Before it attempts to land on the moon, the lunar lander Odysseus, or IM-1, needs to slow its speed by about 4,026 miles per hour (about 6,500 kilometers per hour) to have a soft touchdown.
The spacecraft is on track to land around 6:24 p.m. ET Thursday near the lunar south pole.
Success is not guaranteed. Overall, more than half of all lunar landing attempts have ended in failure — tough odds for a feat humanity first pulled off nearly 60 years ago.

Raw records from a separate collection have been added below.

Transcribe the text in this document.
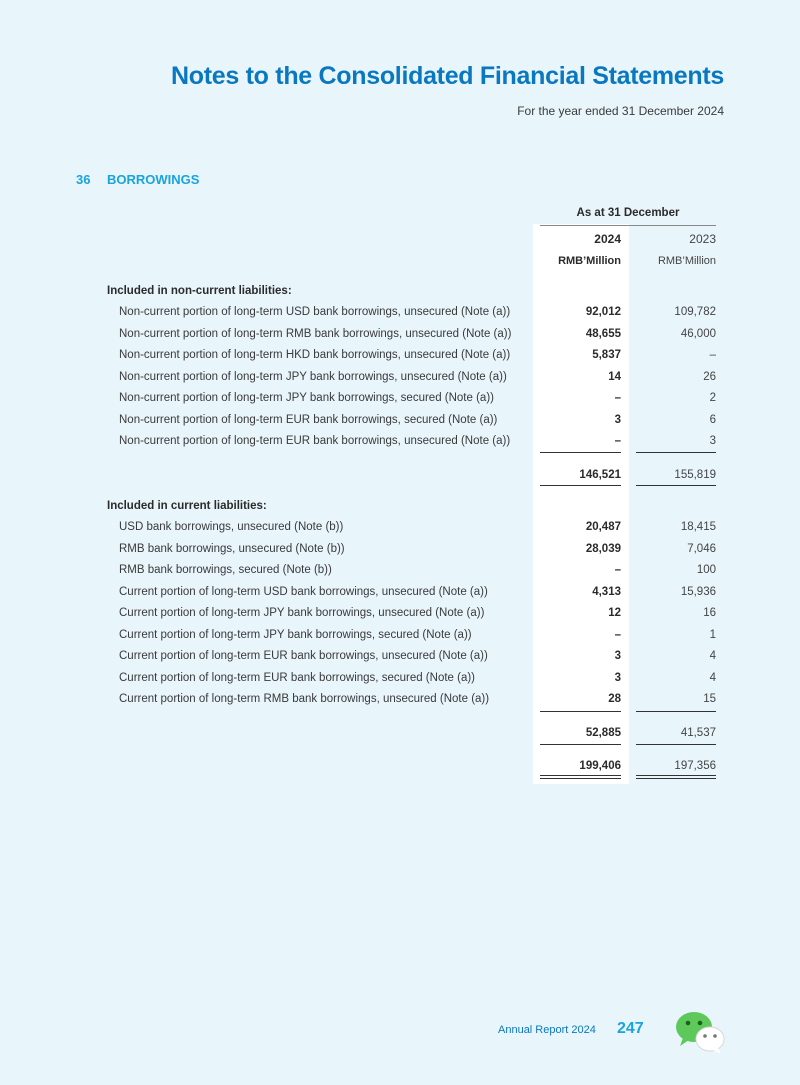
Notes to the Consolidated Financial Statements
For the year ended 31 December 2024
36 BORROWINGS
As at 31 December
2024	2023
RMB’Million	RMB’Million
Included in non-current liabilities:
Non-current portion of long-term USD bank borrowings, unsecured (Note (a))	92,012	109,782
Non-current portion of long-term RMB bank borrowings, unsecured (Note (a))	48,655	46,000
Non-current portion of long-term HKD bank borrowings, unsecured (Note (a))	5,837	–
Non-current portion of long-term JPY bank borrowings, unsecured (Note (a))	14	26
Non-current portion of long-term JPY bank borrowings, secured (Note (a))	–	2
Non-current portion of long-term EUR bank borrowings, secured (Note (a))	3	6
Non-current portion of long-term EUR bank borrowings, unsecured (Note (a))	–	3
146,521	155,819
Included in current liabilities:
USD bank borrowings, unsecured (Note (b))	20,487	18,415
RMB bank borrowings, unsecured (Note (b))	28,039	7,046
RMB bank borrowings, secured (Note (b))	–	100
Current portion of long-term USD bank borrowings, unsecured (Note (a))	4,313	15,936
Current portion of long-term JPY bank borrowings, unsecured (Note (a))	12	16
Current portion of long-term JPY bank borrowings, secured (Note (a))	–	1
Current portion of long-term EUR bank borrowings, unsecured (Note (a))	3	4
Current portion of long-term EUR bank borrowings, secured (Note (a))	3	4
Current portion of long-term RMB bank borrowings, unsecured (Note (a))	28	15
52,885	41,537
199,406	197,356
Annual Report 2024 247
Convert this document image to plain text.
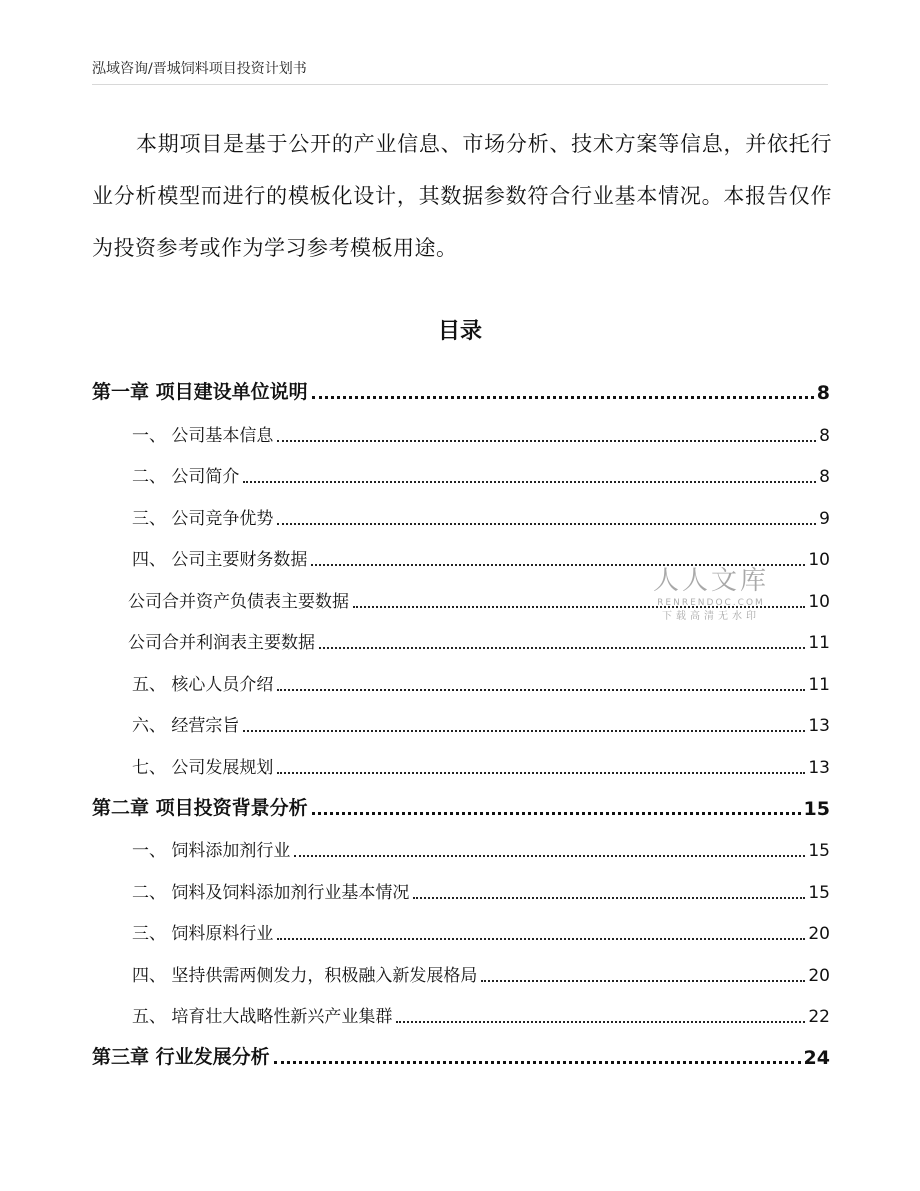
泓域咨询/晋城饲料项目投资计划书
本期项目是基于公开的产业信息、市场分析、技术方案等信息，并依托行业分析模型而进行的模板化设计，其数据参数符合行业基本情况。本报告仅作为投资参考或作为学习参考模板用途。
目录
第一章 项目建设单位说明	8
一、 公司基本信息	8
二、 公司简介	8
三、 公司竞争优势	9
四、 公司主要财务数据	10
公司合并资产负债表主要数据	10
公司合并利润表主要数据	11
五、 核心人员介绍	11
六、 经营宗旨	13
七、 公司发展规划	13
第二章 项目投资背景分析	15
一、 饲料添加剂行业	15
二、 饲料及饲料添加剂行业基本情况	15
三、 饲料原料行业	20
四、 坚持供需两侧发力，积极融入新发展格局	20
五、 培育壮大战略性新兴产业集群	22
第三章 行业发展分析	24
人人文库
RENRENDOC.COM
下载高清无水印
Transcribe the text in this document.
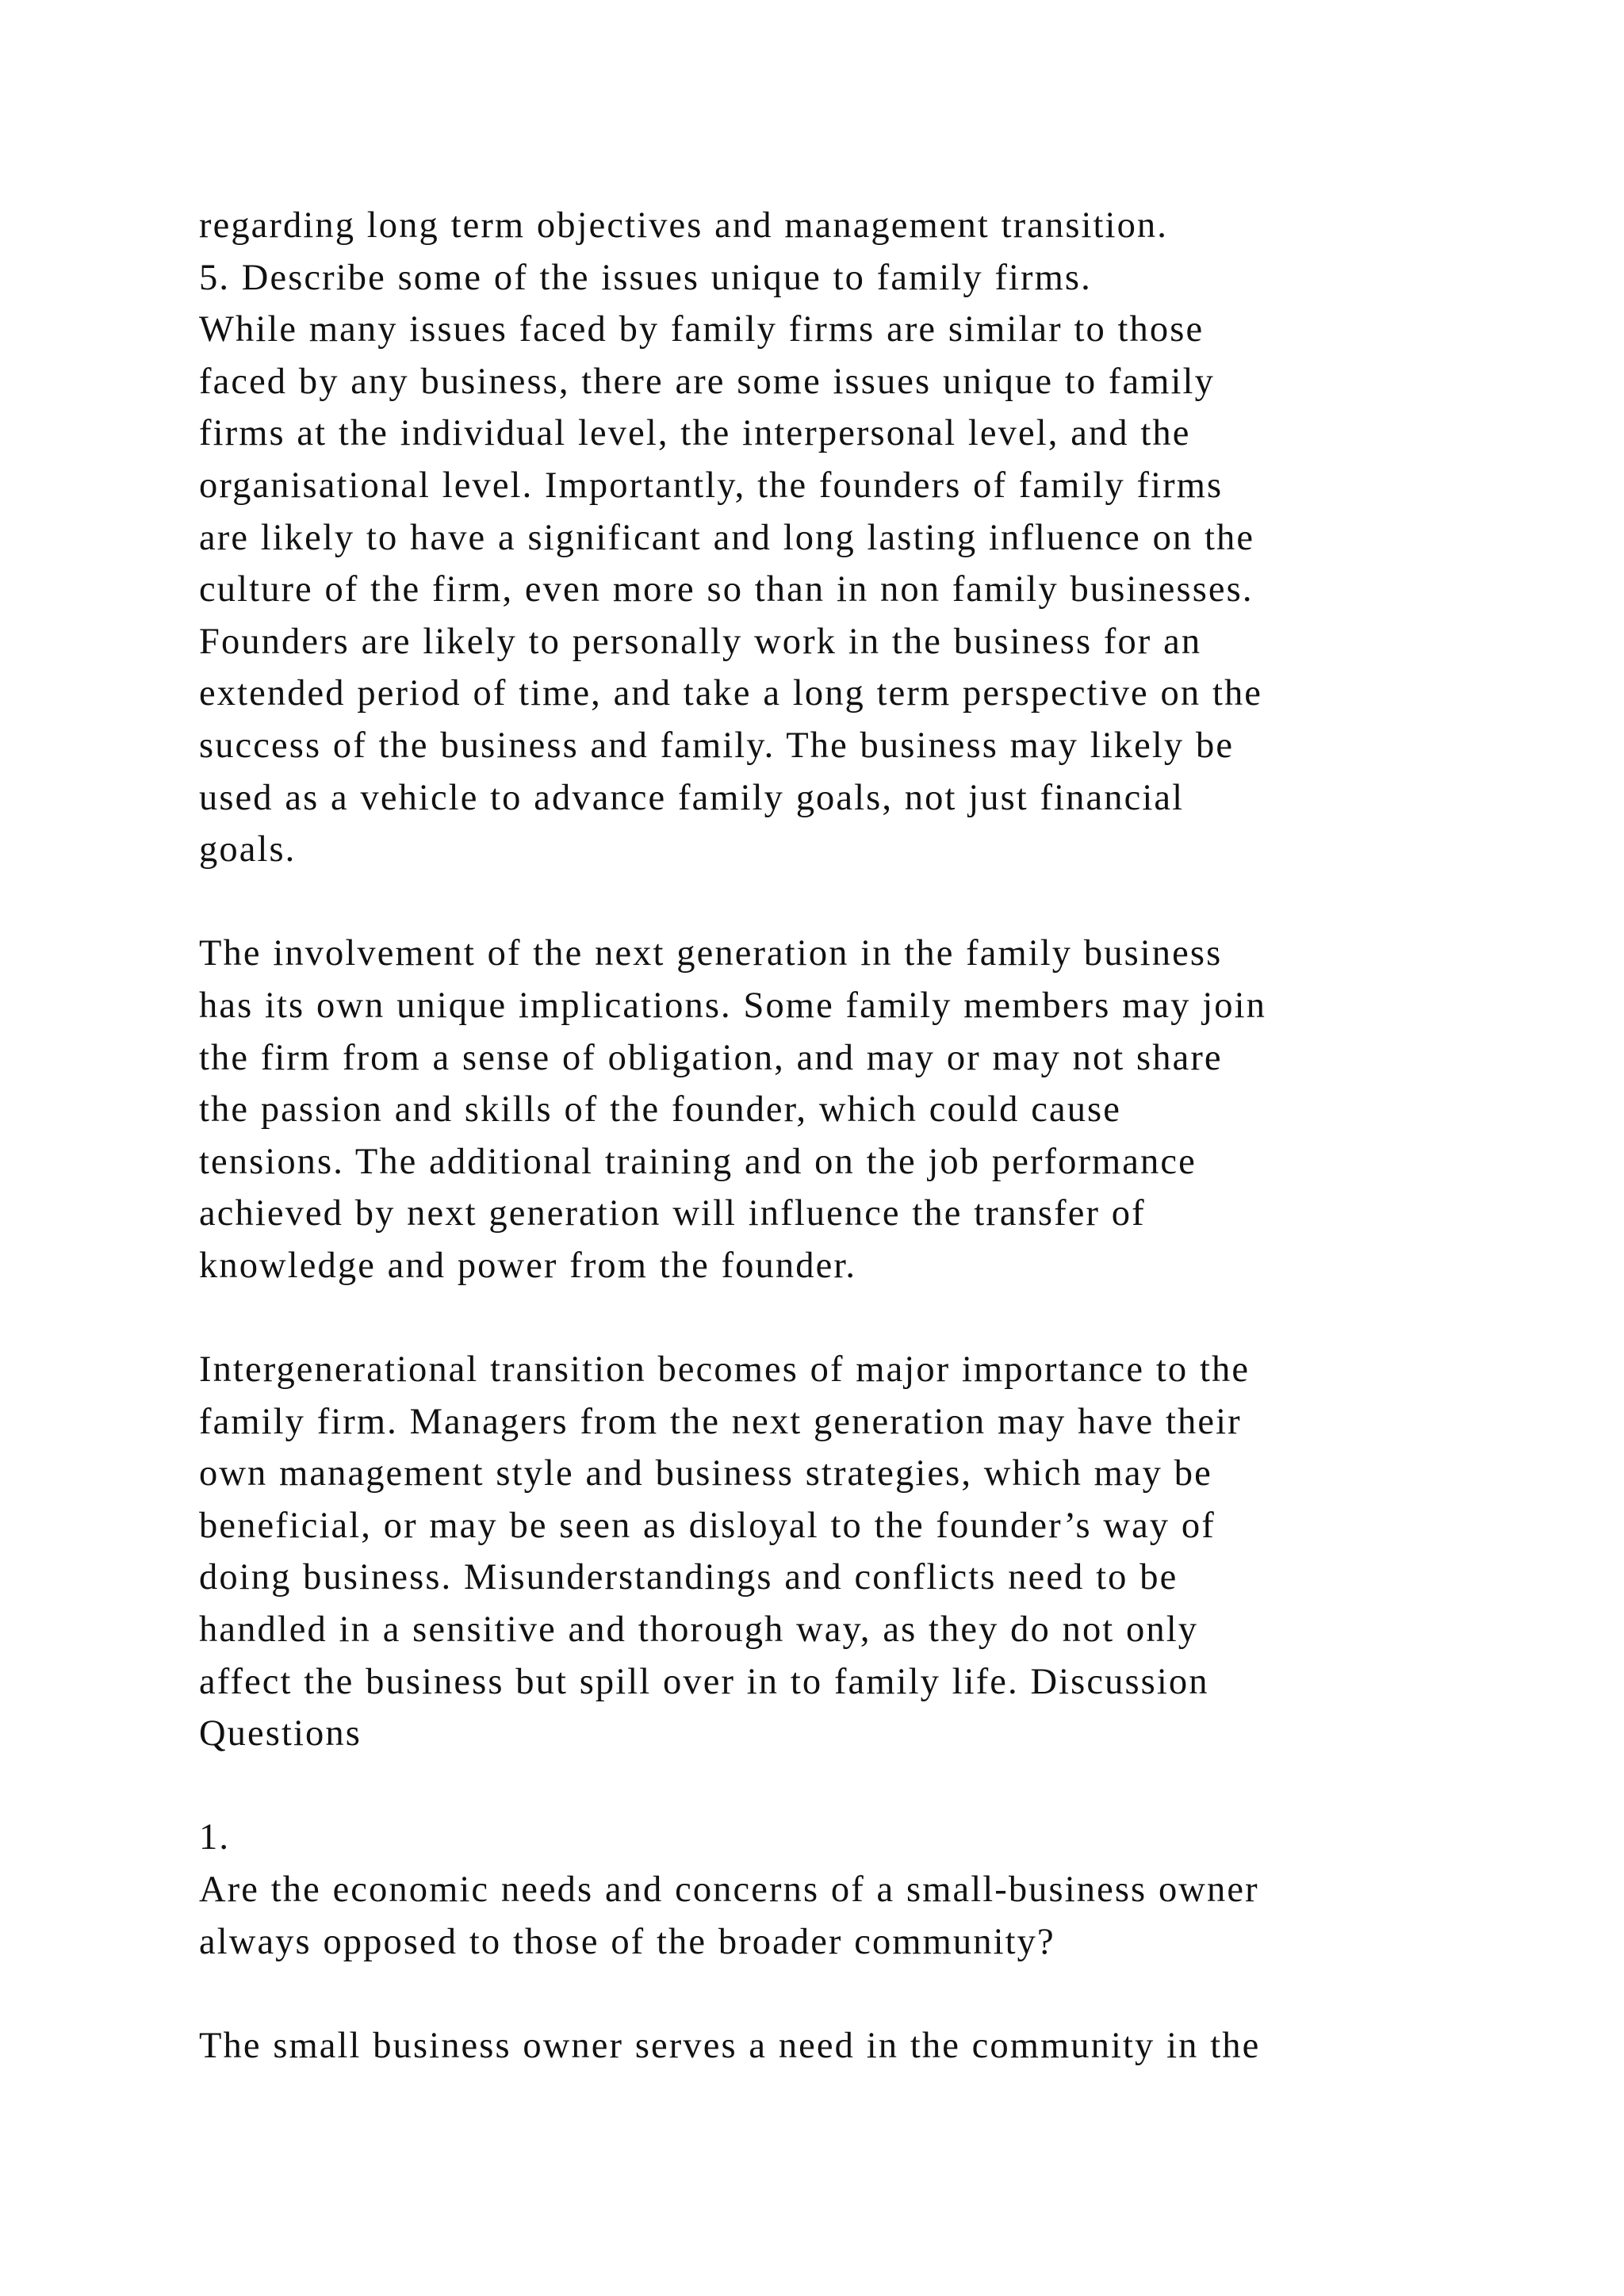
regarding long term objectives and management transition.
5. Describe some of the issues unique to family firms.
While many issues faced by family firms are similar to those
faced by any business, there are some issues unique to family
firms at the individual level, the interpersonal level, and the
organisational level. Importantly, the founders of family firms
are likely to have a significant and long lasting influence on the
culture of the firm, even more so than in non family businesses.
Founders are likely to personally work in the business for an
extended period of time, and take a long term perspective on the
success of the business and family. The business may likely be
used as a vehicle to advance family goals, not just financial
goals.
The involvement of the next generation in the family business
has its own unique implications. Some family members may join
the firm from a sense of obligation, and may or may not share
the passion and skills of the founder, which could cause
tensions. The additional training and on the job performance
achieved by next generation will influence the transfer of
knowledge and power from the founder.
Intergenerational transition becomes of major importance to the
family firm. Managers from the next generation may have their
own management style and business strategies, which may be
beneficial, or may be seen as disloyal to the founder’s way of
doing business. Misunderstandings and conflicts need to be
handled in a sensitive and thorough way, as they do not only
affect the business but spill over in to family life. Discussion
Questions
1.
Are the economic needs and concerns of a small-business owner
always opposed to those of the broader community?
The small business owner serves a need in the community in the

While technology has advanced in the past five decades, the fundamental challenges of landing on the moon remain the same. Here's what it will have to overcome:
- The sheer distance: It’s roughly a quarter-of-a-million-mile (402,000-kilometer) journey from Earth to the moon. If you could drive a car to the moon at a constant speed of 60 miles per hour (97 kilometers per hour), it would take more than five months. Odysseus' trajectory required it to traverse even further, logging 620,000 miles (about 1 million kilometers) in space before entering lunar orbit.
- The tricky lunar terrain: The moon is covered in dead volcanoes and deep craters, making it difficult to find flat landing zones. Without the assistance of human eyes inside the spacecraft, modern-day robotic lunar landers use cameras, computers, and sensors equipped with software and artificial intelligence to safely find their landing spot — and avoid boulders and craters — during the final descent. And even humans in mission control rooms back on Earth can’t help the spacecraft in those final, critical seconds before touchdown.